Soletras: Falemos do concurso. O concurso consistia em concluir um conto iniciado pelo renomado escritor Mia Couto. Não lhe foi difícil a tarefa, tendo em conta o estilo característico de Mia?
Margarida: Foi um pouco difícil. Como às vezes
sou uma pessoa bastante distraída, especialmente quando é para ler coisas
importantes, como regras, não havia percebido a parte em que era para continuar
o texto inicial do Mia Couto. Fiz um conto originalmente meu, e quando estava
quase na décima página voltei a ler o regulamento do concurso e percebi que
estava a fazer tudo erradamente. Mas foi melhor assim, as iniciais de Mia Couto
serviram, afinal, como guia para uma história de algo que ainda tem acontecido
no nosso país: o abandono escolar por parte das raparigas por ordem dos pais ou
encarregados. O meu texto original em nada tinha a ver com este tema e percebi
que era importante tentar espelhar sobre algo que tem acontecido na nossa sociedade,
ainda que agora pareça um assunto resolvido.
Mia devia ter noção que eram jovens com apenas o ensino
secundário que estariam a concorrer, razão pela qual o texto era bastante
simples e de fácil percepção. Com o tema que ele propunha se podiam criar mais
mil histórias diferentes que seriam encaixadas à inicial. É claro que há lá o
seu estilo característico, a própria disposição das palavras é característica,
mas pelo menos se podia pensar em algo para continuar a história à nossa
maneira e com o fim que desejássemos.
Soletras: Falemos da literatura moçambicana. Como avalia o estágio da mesma e, em particular, a jovem literatura?
Margarida: A nossa literatura, por si só, já é
jovem, não há nada que tenha sido publicado e que os jovens não percebam, portanto,
estamos bastante favorecidos porque o que temos é da nossa idade, não há obras
de séculos passados que os jovens possam dizer não perceber.
Desta literatura que já é jovem, podemos distinguir os
mais jovens, que infelizmente pouco se fazem perceber, não por não serem bons
mas pela pouca divulgação dos seus trabalhos. É importante que os “grandes” comecem
a ter uma empatia pelos escritores jovens, que serão os grandes escritores num
futuro próximo.
No geral, Há muitos bons escritores em Moçambique,
escuso-me de falar apenas de Mia Couto que venceu, no ano passado, o prémio
Camões. Se dependesse do trabalho dos nossos escritores estaríamos num óptimo
caminho. Mas a literatura depende também dos leitores, que estão a diminuir
cada vez mais. Falo de Moçambique em particular, mas o problema é do mundo todo.

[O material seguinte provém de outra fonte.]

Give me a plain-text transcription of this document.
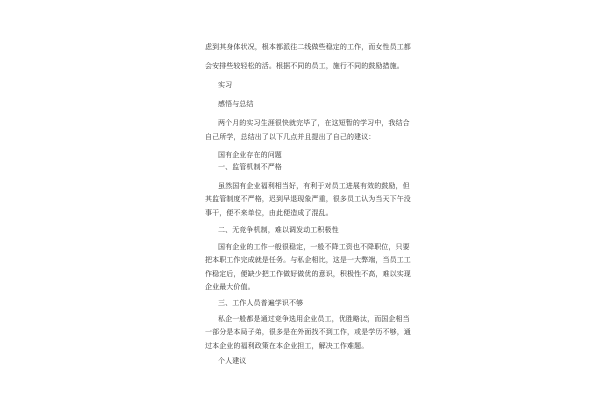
虑到其身体状况，根本都派往二线做些稳定的工作，而女性员工都
会安排些较轻松的活。根据不同的员工，施行不同的鼓励措施。
实习
感悟与总结
两个月的实习生涯很快就完毕了，在这短暂的学习中，我结合
自己所学，总结出了以下几点并且提出了自己的建议：
国有企业存在的问题
一、监管机制不严格
虽然国有企业福利相当好，有利于对员工进展有效的鼓励，但
其监管制度不严格，迟到早退现象严重，很多员工认为当天下午没
事干，便不来单位，由此便造成了混乱。
二、无竞争机制，难以调发动工积极性
国有企业的工作一般很稳定，一般不降工资也不降职位，只要
把本职工作完成就是任务。与私企相比，这是一大弊端，当员工工
作稳定后，便缺少把工作做好做优的意识，积极性不高，难以实现
企业最大价值。
三、工作人员普遍学识不够
私企一般都是通过竞争选用企业员工，优胜略汰，而国企相当
一部分是本局子弟，很多是在外面找不到工作，或是学历不够，通
过本企业的福利政策在本企业担工，解决工作难题。
个人建议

Os jovens estão a ler cada vez menos, e pior é o facto de as crianças
moçambicanas mal saberem ler. A internet, que deveria ser um forte aliado da
sociedade na difusão e consumo de obras literárias, está a ser muito mal
utilizada, está a marginalizar a sociedade mais jovem. Estamos em um nível em
que grande parte dos estudantes finalistas do ensino secundário não têm nenhuma
obra lida, nem moçambicana nem de um outro país qualquer.
Entretanto, não tenho pensamentos pessimistas com
respeito ao futuro da literatura em Moçambique, bons escritores podem estar a
formar-se e os que já são bons tornar-se-ão ainda melhores. Se daqui a alguns
anos houver mais gente a ler e maior acessibilidade das obras originais (que
ainda são caras para muitos), haverá uma maior difusão dos trabalhos literários
– o que resultará numa maior internacionalização dos mesmos. Por hora a solução
para os nossos problemas é a leitura, os aspirantes a escritores devem ler para
aprender cada vez mais e os demais devem igualmente recorrer à leitura para se
formarem como pessoas cultas e com mentes mais abertas.

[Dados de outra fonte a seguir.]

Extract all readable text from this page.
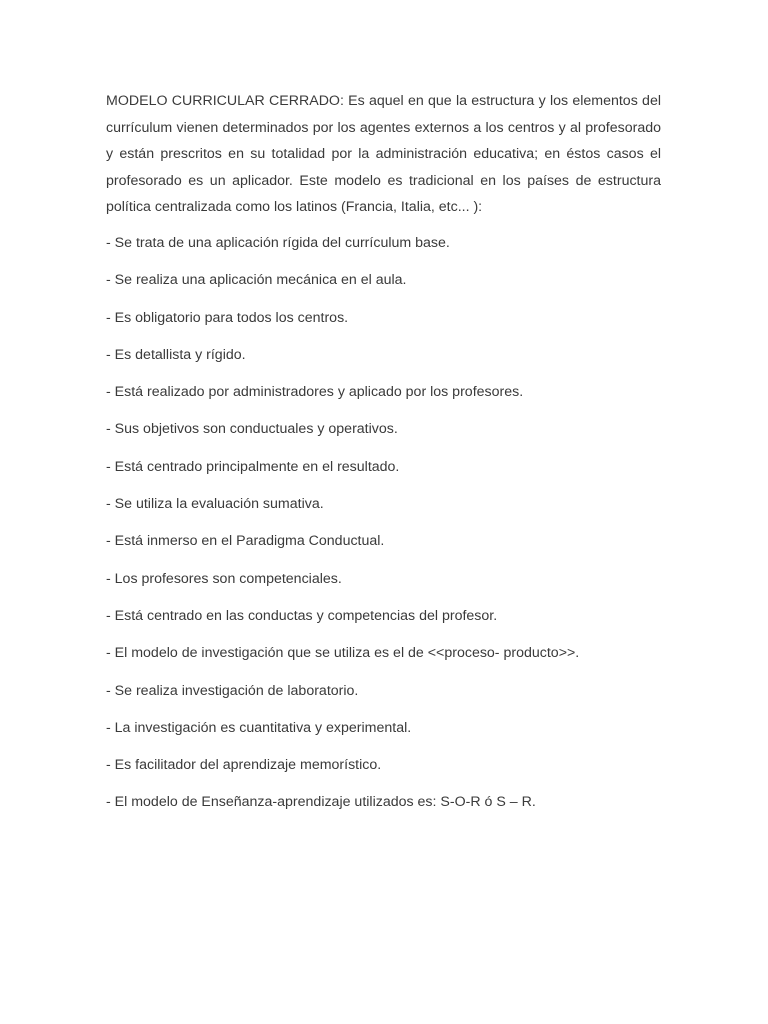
MODELO CURRICULAR CERRADO: Es aquel en que la estructura y los elementos del currículum vienen determinados por los agentes externos a los centros y al profesorado y están prescritos en su totalidad por la administración educativa; en éstos casos el profesorado es un aplicador. Este modelo es tradicional en los países de estructura política centralizada como los latinos (Francia, Italia, etc... ):

- Se trata de una aplicación rígida del currículum base.
- Se realiza una aplicación mecánica en el aula.
- Es obligatorio para todos los centros.
- Es detallista y rígido.
- Está realizado por administradores y aplicado por los profesores.
- Sus objetivos son conductuales y operativos.
- Está centrado principalmente en el resultado.
- Se utiliza la evaluación sumativa.
- Está inmerso en el Paradigma Conductual.
- Los profesores son competenciales.
- Está centrado en las conductas y competencias del profesor.
- El modelo de investigación que se utiliza es el de <<proceso- producto>>.
- Se realiza investigación de laboratorio.
- La investigación es cuantitativa y experimental.
- Es facilitador del aprendizaje memorístico.
- El modelo de Enseñanza-aprendizaje utilizados es: S-O-R ó S – R.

Soletras: Quais são os seus projectos literários? Tenciona lançar um livro em breve?
Margarida: Pretendo sim
lançar um livro. Não diria brevemente porque sinto que ainda devo amadurecer um
pouco a minha técnica. Tenho muita coisa escrita que poderia se tornar num
livro, mas não sinto que seja algo relevante a ponto de estar registado
oficialmente e publicado para toda a gente ver. Com isso não quero dizer que
não possa surgir em pouco tempo uma obra minha publicada, estou apenas a
projectar tudo para que seja algo motivador e encorajador para o resto das pessoas
que ainda escrevem escondidas, e que não tenha um “efeito-perverso”. (Redacção)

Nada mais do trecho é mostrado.